Habon, N. (1974).British Journal of Industrial Medicine,31, 201-208. Depression of viral interferon induction in cell monolayers by coal dust. Studies on the induction of interferon by influenza virus revealed that this adaptive cellular response was depressed completely or partially in coal dust-treated human or simian cell monolayers. Maximal inhibition of interferon production occurred with coal particles ranging in size from < 2·0 to 19·1 μM and with coal dust concentrations ranging from 0·1 to 0·001 g per 3 × 107 cells. The longer coal dust remained in contact with cells before the addition of viral inducer, the more likely was interferon production inhibited. Interferon depression was independent of the rank and geographic source of coal dust and of the virus/cell multiplicity of infection. Enhanced interferon yields resulted in normal and coal dust-treated cells when they were pretreated or proned with interferon. Neither interferon antagonists, interference with virus-cell integration, nor adsorption by coal dust accounted for the depression of interferon yields. The data suggest that coal particles per se act on cells in a subtle manner to interpose in the inductive process of interferon synthesis.

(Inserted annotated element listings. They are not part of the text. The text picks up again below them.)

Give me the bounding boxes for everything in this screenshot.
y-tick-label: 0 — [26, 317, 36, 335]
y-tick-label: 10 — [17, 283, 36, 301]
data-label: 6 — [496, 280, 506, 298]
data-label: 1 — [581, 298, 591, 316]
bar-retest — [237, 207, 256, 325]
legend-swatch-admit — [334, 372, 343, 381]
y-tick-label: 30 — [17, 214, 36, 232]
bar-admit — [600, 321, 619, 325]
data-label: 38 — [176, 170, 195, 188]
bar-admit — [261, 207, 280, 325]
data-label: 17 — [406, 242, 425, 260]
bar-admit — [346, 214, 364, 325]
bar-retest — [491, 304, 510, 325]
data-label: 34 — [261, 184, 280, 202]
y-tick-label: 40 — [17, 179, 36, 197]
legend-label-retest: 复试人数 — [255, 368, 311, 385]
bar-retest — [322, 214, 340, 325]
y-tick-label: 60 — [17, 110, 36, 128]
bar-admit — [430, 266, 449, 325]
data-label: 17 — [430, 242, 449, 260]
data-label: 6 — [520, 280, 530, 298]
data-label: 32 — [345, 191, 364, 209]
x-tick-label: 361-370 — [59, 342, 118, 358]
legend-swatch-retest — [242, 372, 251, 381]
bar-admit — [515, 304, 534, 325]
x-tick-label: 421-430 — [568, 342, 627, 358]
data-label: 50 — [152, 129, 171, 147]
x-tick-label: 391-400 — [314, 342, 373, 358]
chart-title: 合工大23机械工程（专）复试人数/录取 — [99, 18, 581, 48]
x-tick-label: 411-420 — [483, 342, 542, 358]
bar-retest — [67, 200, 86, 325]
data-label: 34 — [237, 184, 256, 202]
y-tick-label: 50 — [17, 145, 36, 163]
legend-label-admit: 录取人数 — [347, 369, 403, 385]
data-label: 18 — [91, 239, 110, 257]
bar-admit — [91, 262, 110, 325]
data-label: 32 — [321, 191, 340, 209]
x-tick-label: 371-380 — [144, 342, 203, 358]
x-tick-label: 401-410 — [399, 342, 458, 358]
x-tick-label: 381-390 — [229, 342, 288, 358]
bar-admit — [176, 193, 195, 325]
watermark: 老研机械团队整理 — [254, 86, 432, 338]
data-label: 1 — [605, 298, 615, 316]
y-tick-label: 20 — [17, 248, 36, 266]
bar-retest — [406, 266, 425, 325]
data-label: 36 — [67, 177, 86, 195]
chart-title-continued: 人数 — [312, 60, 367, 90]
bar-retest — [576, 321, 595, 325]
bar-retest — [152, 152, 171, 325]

Silicate minerals and the interferon system

Natural-occurring minerals representative of six silicate classes were examined for their influence on interferon induction by influenza virus in Rhesus monkey kidney (LLC-MK2) cell monolayers. Minerals within the classes nesosilicate, sorosilicate, cyclosilicate, and inosilicate exhibited either little or marked (50% or greater) inhibition of interferon induction. Within the inosilicate class, however, minerals of the pyroxenoid group (wollastonite, pectolite, and rhodonite) all significantly showed a two- to threefold increase in interferon production. Silicate materials in the phyllosilicate and tectosilicate classes all showed inhibitory activity for the induction process. When silicate minerals were coated with the polymer poly(4-vinylpyridine-N-oxide), the inhibitory activity of silicates on viral interferon induction was counteracted. Of nine randomly selected silicate minerals, which inhibited viral interferon induction, none adversely affected the ability of exogenous interferon to confer antiviral cellular resistance. Increased levels of influenza virus multiplication concomitant with decreased levels of interferon occurred in cell monolayers pretreated with silicates. The findings of this study demonstrate the diverse effects of minerals representative of different silicate classes on the interferon system and indicate that certain silicates in compromising the viral interferon induction process may increase susceptibility to viral infection.